Thousands of earthquakes happen across the US each year. The good thing is, almost all of them are too small to feel. Most earthquakes in North America happen west of the Rocky Mountains, but there are still 39 states that are at serious risk for quakes.
Our planet is divided into a three main layers: a solid core, a liquid magma mantle and a crust , which floats on top. That top crust is made up of individual plates, which are kept in constant motion by convection currents in the magma.
Types of Plate Boundaries
Earthquakes mostly occur at the boundary where one plates meets another. Plates either converge, collide, diverge or move past each other when they meet. When plates "converge," it means that one plate is slowly pushed beneath the other over the span of several thousand years. Plates that collide push rock layers upward, which creates mountains. When plates move away from each other or "diverge," lava comes up from the mantle and cools to form new sections of crust. Other plates simply move slowly past each other.
In some places, the plates become locked together. Energy builds up in the locked plates, which is released in the form of an earthquake when the plates finally give. The place where the earthquake originates beneath the surface is called the hypocenter. The point on the surface directly above the hypocenter is called the epicenter - a word you've probably heard many times in the news whenever a major earthquake is reported.
Ride the Waves
An earthquake emits its power as three waves of energy. Primary waves (a.k.a. P-Waves) are felts as a sudden jolt. Secondary waves (a.k.a. S-waves) arrive moments later and are felt as a more ongoing side-to-side shaking. Surface waves arrive after the main P and S waves, and radiate outwards from the epicenter.
A seismograph is a machine that records the ground vibrations during a quake. A needle keeps drawing straight lines until the earth trembles, then the lines start to zigzag. The bigger the zigzags, the bigger the quake. The strength of an earthquake is measured by the Richter scale. Based on the seismograph readings, the Richter scale rates a quake using numbers 0-9, nine being the mother of all quakes.
Earthquakes: The Richter Scale
The Richter Scale
- 1: Generally not felt, except by instruments.
- 2: Generally not felt, except by instruments.
- 3: Sometimes felt by people, but no damage.
- 4: Sometimes felt by people, but no damage.
- 5: Felt by most people, damage near epicenter (where the plates actually smashed into one another).
- 6: Damage to buildings within six miles (10 km) of the epicenter.
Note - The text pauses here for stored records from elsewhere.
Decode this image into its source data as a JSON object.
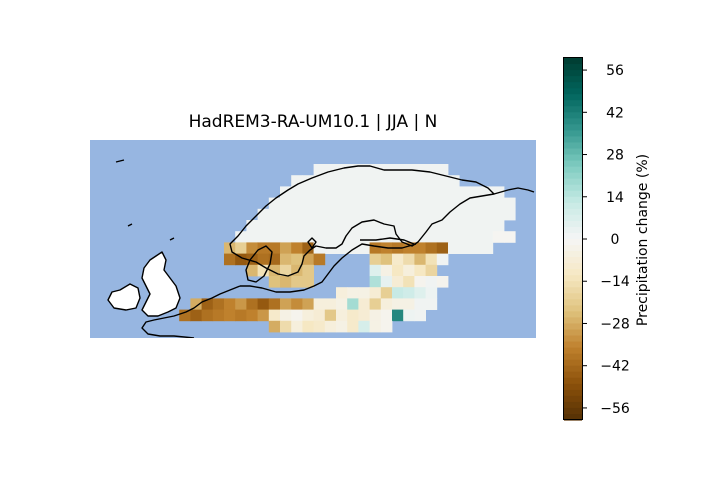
{
  "title": "HadREM3-RA-UM10.1 | JJA | N",
  "colorbar": {
    "label": "Precipitation change (%)",
    "ticks": [
      56,
      42,
      28,
      14,
      0,
      -14,
      -28,
      -42,
      -56
    ],
    "tick_labels": [
      "56",
      "42",
      "28",
      "14",
      "0",
      "−14",
      "−28",
      "−42",
      "−56"
    ],
    "range": [
      -60,
      60
    ],
    "colormap": "BrBG",
    "colors": [
      "#543005",
      "#8c510a",
      "#bf812d",
      "#dfc27d",
      "#f6e8c3",
      "#f5f5f5",
      "#c7eae5",
      "#80cdc1",
      "#35978f",
      "#01665e",
      "#003c30"
    ]
  },
  "map": {
    "region": "Northern Europe",
    "ocean_color": "#97b6e1",
    "no_data_color": "#ffffff"
  }
}
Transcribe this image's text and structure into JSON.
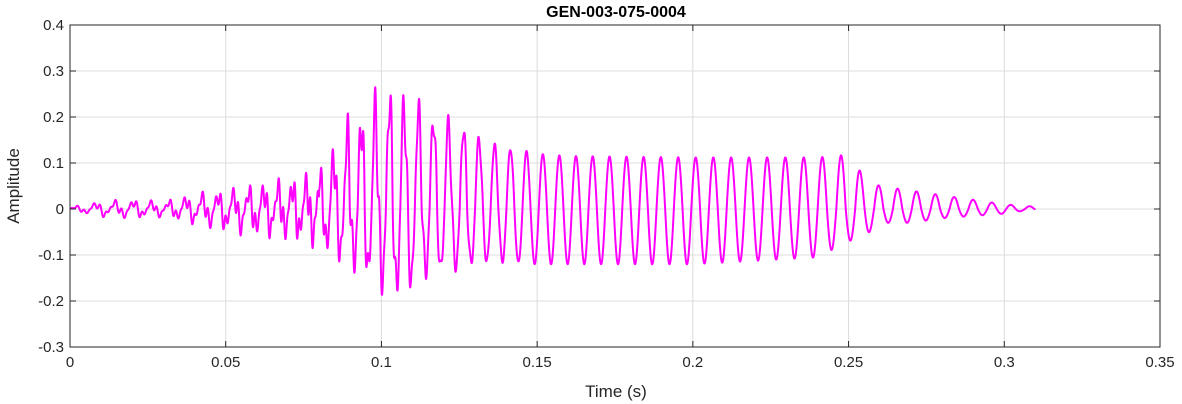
{
  "chart_data": {
    "type": "line",
    "title": "GEN-003-075-0004",
    "xlabel": "Time (s)",
    "ylabel": "Amplitude",
    "xlim": [
      0,
      0.35
    ],
    "ylim": [
      -0.3,
      0.4
    ],
    "xticks": [
      0,
      0.05,
      0.1,
      0.15,
      0.2,
      0.25,
      0.3,
      0.35
    ],
    "xtick_labels": [
      "0",
      "0.05",
      "0.1",
      "0.15",
      "0.2",
      "0.25",
      "0.3",
      "0.35"
    ],
    "yticks": [
      -0.3,
      -0.2,
      -0.1,
      0,
      0.1,
      0.2,
      0.3,
      0.4
    ],
    "ytick_labels": [
      "-0.3",
      "-0.2",
      "-0.1",
      "0",
      "0.1",
      "0.2",
      "0.3",
      "0.4"
    ],
    "grid": true,
    "series": [
      {
        "color": "#ff00ff",
        "x_start": 0,
        "x_end": 0.31,
        "envelope": [
          {
            "t": 0.0,
            "max": 0.005,
            "min": -0.005
          },
          {
            "t": 0.01,
            "max": 0.02,
            "min": -0.02
          },
          {
            "t": 0.02,
            "max": 0.025,
            "min": -0.025
          },
          {
            "t": 0.03,
            "max": 0.02,
            "min": -0.02
          },
          {
            "t": 0.04,
            "max": 0.04,
            "min": -0.04
          },
          {
            "t": 0.05,
            "max": 0.05,
            "min": -0.06
          },
          {
            "t": 0.06,
            "max": 0.065,
            "min": -0.07
          },
          {
            "t": 0.07,
            "max": 0.08,
            "min": -0.08
          },
          {
            "t": 0.08,
            "max": 0.1,
            "min": -0.1
          },
          {
            "t": 0.09,
            "max": 0.24,
            "min": -0.15
          },
          {
            "t": 0.1,
            "max": 0.3,
            "min": -0.2
          },
          {
            "t": 0.105,
            "max": 0.3,
            "min": -0.22
          },
          {
            "t": 0.115,
            "max": 0.24,
            "min": -0.16
          },
          {
            "t": 0.125,
            "max": 0.2,
            "min": -0.14
          },
          {
            "t": 0.135,
            "max": 0.15,
            "min": -0.12
          },
          {
            "t": 0.15,
            "max": 0.12,
            "min": -0.12
          },
          {
            "t": 0.16,
            "max": 0.115,
            "min": -0.12
          },
          {
            "t": 0.2,
            "max": 0.112,
            "min": -0.12
          },
          {
            "t": 0.24,
            "max": 0.112,
            "min": -0.105
          },
          {
            "t": 0.25,
            "max": 0.118,
            "min": -0.07
          },
          {
            "t": 0.255,
            "max": 0.07,
            "min": -0.06
          },
          {
            "t": 0.26,
            "max": 0.05,
            "min": -0.03
          },
          {
            "t": 0.27,
            "max": 0.04,
            "min": -0.03
          },
          {
            "t": 0.28,
            "max": 0.03,
            "min": -0.02
          },
          {
            "t": 0.29,
            "max": 0.02,
            "min": -0.015
          },
          {
            "t": 0.3,
            "max": 0.01,
            "min": -0.01
          },
          {
            "t": 0.31,
            "max": 0.005,
            "min": 0
          }
        ]
      }
    ]
  }
}
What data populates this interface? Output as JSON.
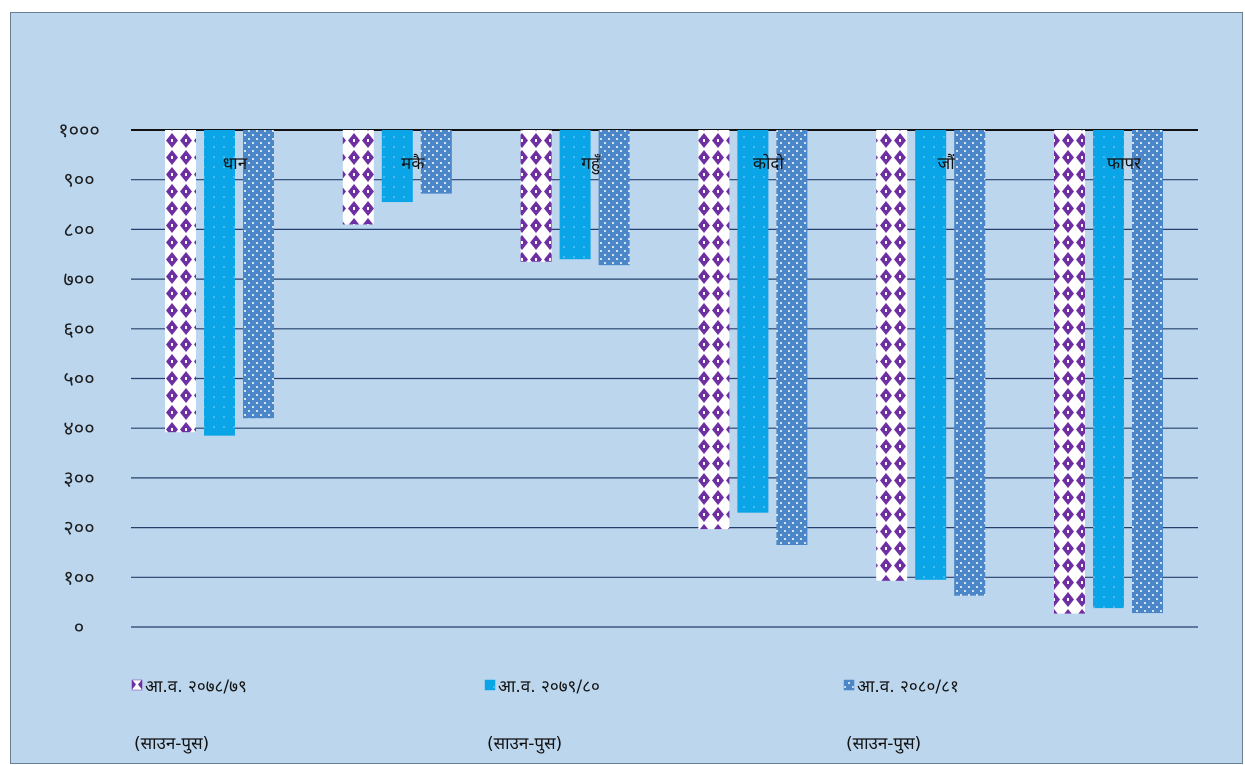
{
  "chart_data": {
    "type": "bar",
    "orientation": "inverted",
    "categories": [
      "धान",
      "मकै",
      "गहुँ",
      "कोदो",
      "जौं",
      "फापर"
    ],
    "series": [
      {
        "name": "आ.व. २०७८/७९",
        "name_line2": "(साउन-पुस)",
        "values": [
          392,
          810,
          735,
          197,
          93,
          27
        ],
        "color": "#6e2fa3",
        "pattern": "diamond"
      },
      {
        "name": "आ.व. २०७९/८०",
        "name_line2": "(साउन-पुस)",
        "values": [
          385,
          855,
          740,
          230,
          95,
          38
        ],
        "color": "#0aa5e6",
        "pattern": "solid-dots"
      },
      {
        "name": "आ.व. २०८०/८१",
        "name_line2": "(साउन-पुस)",
        "values": [
          420,
          872,
          728,
          165,
          63,
          28
        ],
        "color": "#4a86c8",
        "pattern": "dots"
      }
    ],
    "yticks": [
      "०",
      "१००",
      "२००",
      "३००",
      "४००",
      "५००",
      "६००",
      "७००",
      "८००",
      "९००",
      "१०००"
    ],
    "ylim": [
      0,
      1000
    ],
    "grid": true,
    "legend_position": "bottom"
  }
}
- 7: Serious damage to buildings within 60 miles (100 km) of the epicenter. Loss of life.
- 8: Major earthquake with damage being caused to a huge area. Loss of life over 120 miles (200 km).
- 9: Very rare. Major damage and loss of life up to 600 miles (1,000 km) away.
Are They Predictable?
So far, scientists have yet to develop a reliable way of predicting earthquakes. There are, of course, many factors that they believe lead up to earthquakes, like change in groundwater chemistry, foreshocks (small, insignificant quakes) and strain in underground rocks. Because each quake seems to be caused by a different combination of these factors, it makes it very difficult to make predictions far enough in advance to help people. Seconds before a quake, pets like dogs and cats might get a little freaky, as they seem to be able to feel the trembling well before we do.!
What To Do In An Earthquake
One of the biggest quake dangers is being hit on the head or trapped under something. If you are indoors, stay put. Place something protective on your head and crouch under a table or stand in a doorway. If you are outside, quickly find an open space and stay away from things that will fall on you. After an earthquake, be prepared for aftershocks. Aftershocks follow earthquakes and are usually smaller than the actual quake. They are dangerous because they can cause things that were weakened from the original earthquake to fall down.